«Пустое! Все это дурь во мне бродит, все это блажь одна, блажь, и только! – твердила она себе порою. – Я должна бросить все это! Буду работать – как можно больше и усерднее работать, чтобы некогда было даже думать о прошлом, работать целые дни так, чтобы к ночи до того устать, измориться, чтобы только спать и спать. А там – опять за работу и опять измориться: усталость отобьет охоту думать, работа, как ни хитри, а возьмет свое!»
И Маша работала – работала так, что даже господа Шиммельпфениги не могли сказать дурного слова.
Чем больше порою подступала ей к сердцу горечь неугомонных воспоминаний и оскорбленной любви, тем пуще принималась она за работу. Она работала упорно, сосредоточенно, даже с каким-то тайным суровым озлоблением, и в эти минуты нарочно сама выбирала какое-нибудь дело потяжелее.

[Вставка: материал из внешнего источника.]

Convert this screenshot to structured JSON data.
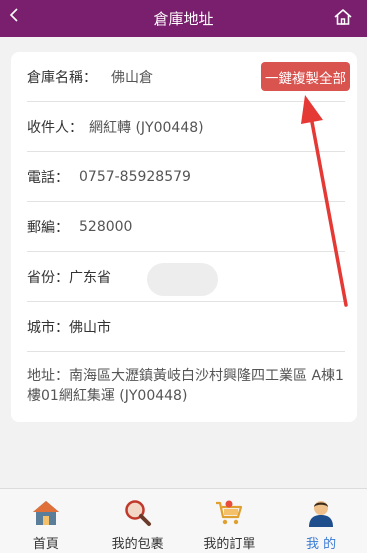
{
  "header": {
    "title": "倉庫地址",
    "back_icon": "chevron-left-icon",
    "home_icon": "home-icon"
  },
  "warehouse": {
    "name_label": "倉庫名稱：",
    "name_value": "佛山倉",
    "copy_all_label": "一鍵複製全部",
    "recipient_label": "收件人：",
    "recipient_value": "網紅轉 (JY00448)",
    "phone_label": "電話：",
    "phone_value": "0757-85928579",
    "postcode_label": "郵編：",
    "postcode_value": "528000",
    "province_label": "省份：",
    "province_value": "广东省",
    "city_label": "城市：",
    "city_value": "佛山市",
    "address_label": "地址：",
    "address_value": "南海區大瀝鎮黃岐白沙村興隆四工業區 A棟1樓01網紅集運 (JY00448)"
  },
  "colors": {
    "header": "#7a1f6e",
    "copy_button": "#d9534f",
    "arrow": "#e53935",
    "active_tab": "#3a7bd5"
  },
  "tabbar": {
    "items": [
      {
        "label": "首頁",
        "icon": "house-icon"
      },
      {
        "label": "我的包裹",
        "icon": "magnifier-icon"
      },
      {
        "label": "我的訂單",
        "icon": "cart-icon"
      },
      {
        "label": "我 的",
        "icon": "user-icon",
        "active": true
      }
    ]
  }
}
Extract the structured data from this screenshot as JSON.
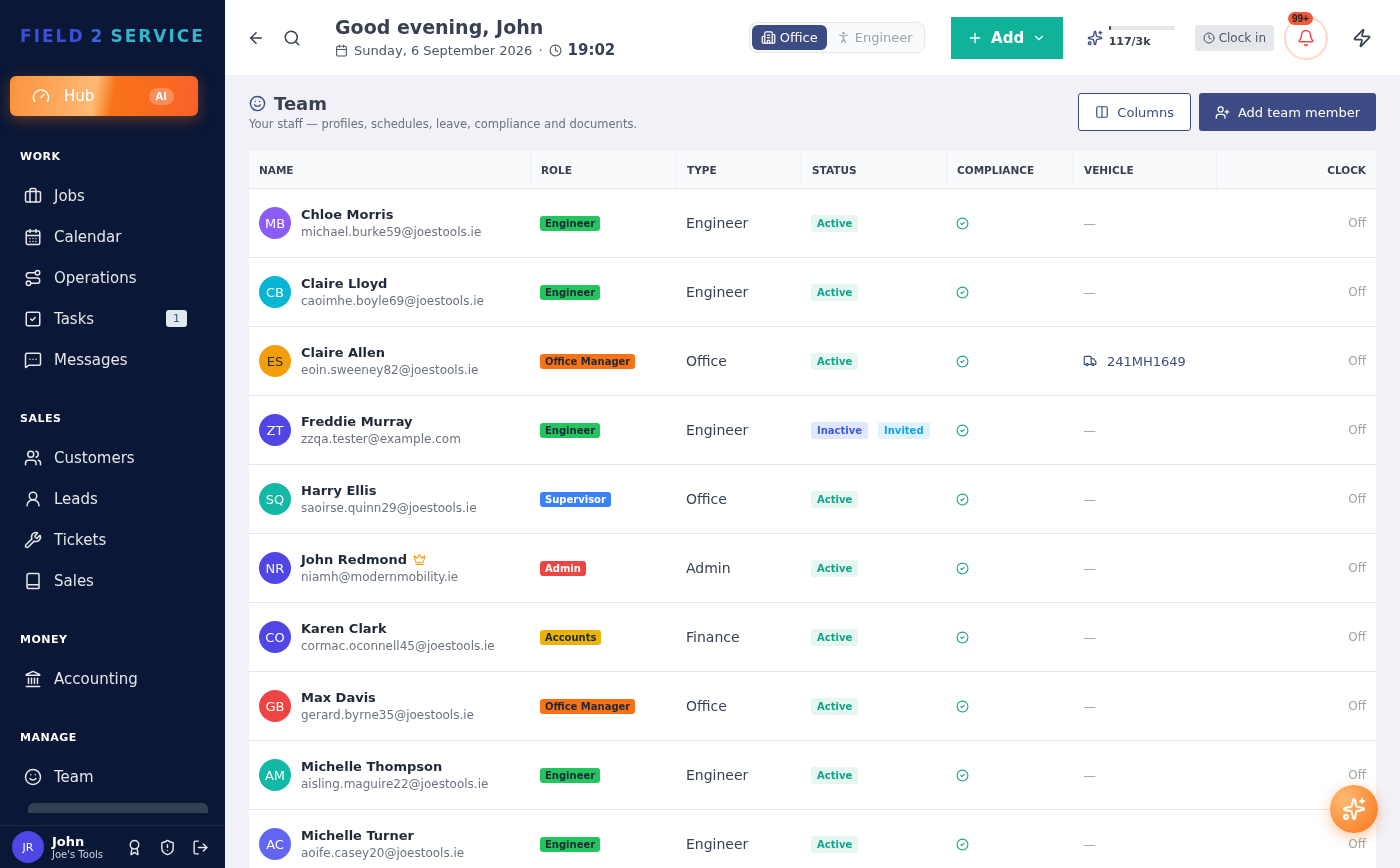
{
  "sidebar": {
    "logo": [
      "FIELD",
      "2",
      "SERVICE"
    ],
    "hub": {
      "label": "Hub",
      "badge": "AI"
    },
    "sections": [
      {
        "title": "WORK",
        "items": [
          {
            "label": "Jobs"
          },
          {
            "label": "Calendar"
          },
          {
            "label": "Operations"
          },
          {
            "label": "Tasks",
            "badge": "1"
          },
          {
            "label": "Messages"
          }
        ]
      },
      {
        "title": "SALES",
        "items": [
          {
            "label": "Customers"
          },
          {
            "label": "Leads"
          },
          {
            "label": "Tickets"
          },
          {
            "label": "Sales"
          }
        ]
      },
      {
        "title": "MONEY",
        "items": [
          {
            "label": "Accounting"
          }
        ]
      },
      {
        "title": "MANAGE",
        "items": [
          {
            "label": "Team"
          }
        ]
      }
    ],
    "user": {
      "initials": "JR",
      "name": "John",
      "org": "Joe's Tools"
    }
  },
  "header": {
    "greeting": "Good evening, John",
    "date": "Sunday, 6 September 2026",
    "separator": "·",
    "time": "19:02",
    "modes": [
      {
        "label": "Office",
        "selected": true
      },
      {
        "label": "Engineer",
        "selected": false
      }
    ],
    "add_button": "Add",
    "usage": {
      "reading": "117/3k",
      "level": 0.04
    },
    "clock_in": "Clock in",
    "notifications": "99+"
  },
  "page": {
    "title": "Team",
    "subtitle": "Your staff — profiles, schedules, leave, compliance and documents.",
    "columns_button": "Columns",
    "add_button": "Add team member"
  },
  "table": {
    "columns": [
      "NAME",
      "ROLE",
      "TYPE",
      "STATUS",
      "COMPLIANCE",
      "VEHICLE",
      "CLOCK"
    ],
    "rows": [
      {
        "initials": "MB",
        "color": "#8b5cf6",
        "name": "Chloe Morris",
        "owner": false,
        "email": "michael.burke59@joestools.ie",
        "role": {
          "label": "Engineer",
          "color": "#22c55e"
        },
        "type": "Engineer",
        "statuses": [
          {
            "label": "Active",
            "kind": "active"
          }
        ],
        "compliant": true,
        "vehicle": {
          "kind": "none",
          "text": "—"
        },
        "clock": "Off"
      },
      {
        "initials": "CB",
        "color": "#06b6d4",
        "name": "Claire Lloyd",
        "owner": false,
        "email": "caoimhe.boyle69@joestools.ie",
        "role": {
          "label": "Engineer",
          "color": "#22c55e"
        },
        "type": "Engineer",
        "statuses": [
          {
            "label": "Active",
            "kind": "active"
          }
        ],
        "compliant": true,
        "vehicle": {
          "kind": "none",
          "text": "—"
        },
        "clock": "Off"
      },
      {
        "initials": "ES",
        "color": "#f59e0b",
        "name": "Claire Allen",
        "owner": false,
        "email": "eoin.sweeney82@joestools.ie",
        "role": {
          "label": "Office Manager",
          "color": "#f97316"
        },
        "type": "Office",
        "statuses": [
          {
            "label": "Active",
            "kind": "active"
          }
        ],
        "compliant": true,
        "vehicle": {
          "kind": "van",
          "text": "241MH1649"
        },
        "clock": "Off"
      },
      {
        "initials": "ZT",
        "color": "#4f46e5",
        "name": "Freddie Murray",
        "owner": false,
        "email": "zzqa.tester@example.com",
        "role": {
          "label": "Engineer",
          "color": "#22c55e"
        },
        "type": "Engineer",
        "statuses": [
          {
            "label": "Inactive",
            "kind": "inactive"
          },
          {
            "label": "Invited",
            "kind": "invited"
          }
        ],
        "compliant": true,
        "vehicle": {
          "kind": "none",
          "text": "—"
        },
        "clock": "Off"
      },
      {
        "initials": "SQ",
        "color": "#14b8a6",
        "name": "Harry Ellis",
        "owner": false,
        "email": "saoirse.quinn29@joestools.ie",
        "role": {
          "label": "Supervisor",
          "color": "#3b82f6"
        },
        "type": "Office",
        "statuses": [
          {
            "label": "Active",
            "kind": "active"
          }
        ],
        "compliant": true,
        "vehicle": {
          "kind": "none",
          "text": "—"
        },
        "clock": "Off"
      },
      {
        "initials": "NR",
        "color": "#4f46e5",
        "name": "John Redmond",
        "owner": true,
        "email": "niamh@modernmobility.ie",
        "role": {
          "label": "Admin",
          "color": "#ef4444"
        },
        "type": "Admin",
        "statuses": [
          {
            "label": "Active",
            "kind": "active"
          }
        ],
        "compliant": true,
        "vehicle": {
          "kind": "none",
          "text": "—"
        },
        "clock": "Off"
      },
      {
        "initials": "CO",
        "color": "#4f46e5",
        "name": "Karen Clark",
        "owner": false,
        "email": "cormac.oconnell45@joestools.ie",
        "role": {
          "label": "Accounts",
          "color": "#eab308"
        },
        "type": "Finance",
        "statuses": [
          {
            "label": "Active",
            "kind": "active"
          }
        ],
        "compliant": true,
        "vehicle": {
          "kind": "none",
          "text": "—"
        },
        "clock": "Off"
      },
      {
        "initials": "GB",
        "color": "#ef4444",
        "name": "Max Davis",
        "owner": false,
        "email": "gerard.byrne35@joestools.ie",
        "role": {
          "label": "Office Manager",
          "color": "#f97316"
        },
        "type": "Office",
        "statuses": [
          {
            "label": "Active",
            "kind": "active"
          }
        ],
        "compliant": true,
        "vehicle": {
          "kind": "none",
          "text": "—"
        },
        "clock": "Off"
      },
      {
        "initials": "AM",
        "color": "#14b8a6",
        "name": "Michelle Thompson",
        "owner": false,
        "email": "aisling.maguire22@joestools.ie",
        "role": {
          "label": "Engineer",
          "color": "#22c55e"
        },
        "type": "Engineer",
        "statuses": [
          {
            "label": "Active",
            "kind": "active"
          }
        ],
        "compliant": true,
        "vehicle": {
          "kind": "none",
          "text": "—"
        },
        "clock": "Off"
      },
      {
        "initials": "AC",
        "color": "#6366f1",
        "name": "Michelle Turner",
        "owner": false,
        "email": "aoife.casey20@joestools.ie",
        "role": {
          "label": "Engineer",
          "color": "#22c55e"
        },
        "type": "Engineer",
        "statuses": [
          {
            "label": "Active",
            "kind": "active"
          }
        ],
        "compliant": true,
        "vehicle": {
          "kind": "none",
          "text": "—"
        },
        "clock": "Off"
      }
    ]
  }
}
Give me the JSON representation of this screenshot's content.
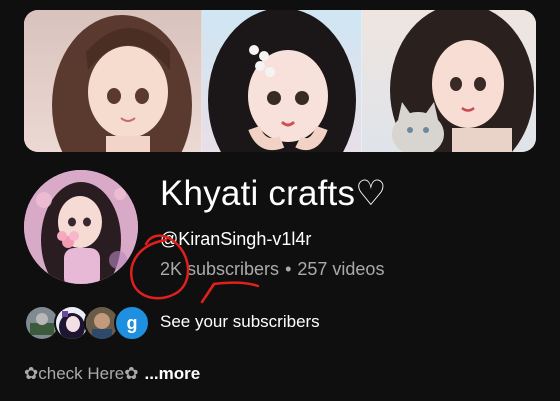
{
  "channel": {
    "name": "Khyati crafts♡",
    "handle": "@KiranSingh-v1l4r",
    "subscribers": "2K subscribers",
    "separator": "•",
    "videos": "257 videos"
  },
  "subscribers_row": {
    "label": "See your subscribers",
    "letter_avatar": "g"
  },
  "description": {
    "text": "✿check Here✿",
    "more_label": "...more"
  },
  "colors": {
    "background": "#0f0f0f",
    "annotation": "#e0201c",
    "letter_avatar": "#1f8fe0"
  }
}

Не в очередь мыла полы, чему немка-кухарка была необыкновенно рада, штопала чулки господина Шиммельпфенига, чинила юбки и воротнички госпожи Шиммельпфениг до того, что на всех пальцах заусеницы накалывала себе иголкой, печи топила, бегала по двадцать раз в день в мелочную лавку, в булочную, в колбасную, в пивную, и когда, несмотря на все это, у нее в течение дня оставалось еще довольно свободного времени, Маша выискивала себе новую работу.
– Сударыня, у вас нынче три сорочки и пять юбок грязных лежат – позвольте, я их выстираю, – говорила она иногда в этих случаях госпоже Шиммельпфениг, и Луиза Андреевна немедленно соглашалась, даже была рада этому из экономических видов: по крайней мере домашними средствами обойдется дело – прачке платить не надо. Маша даром выстирает, накрахмалит и выгладит. И вскоре таковой образ действия со стороны Маши дошел до того, что госпожа Шиммельпфениг совсем почти перестала пользоваться вольнонаемной прачкой и, как бы чувствуя за собой полное и законное право, свалила почти всю стирку на одни Машины руки.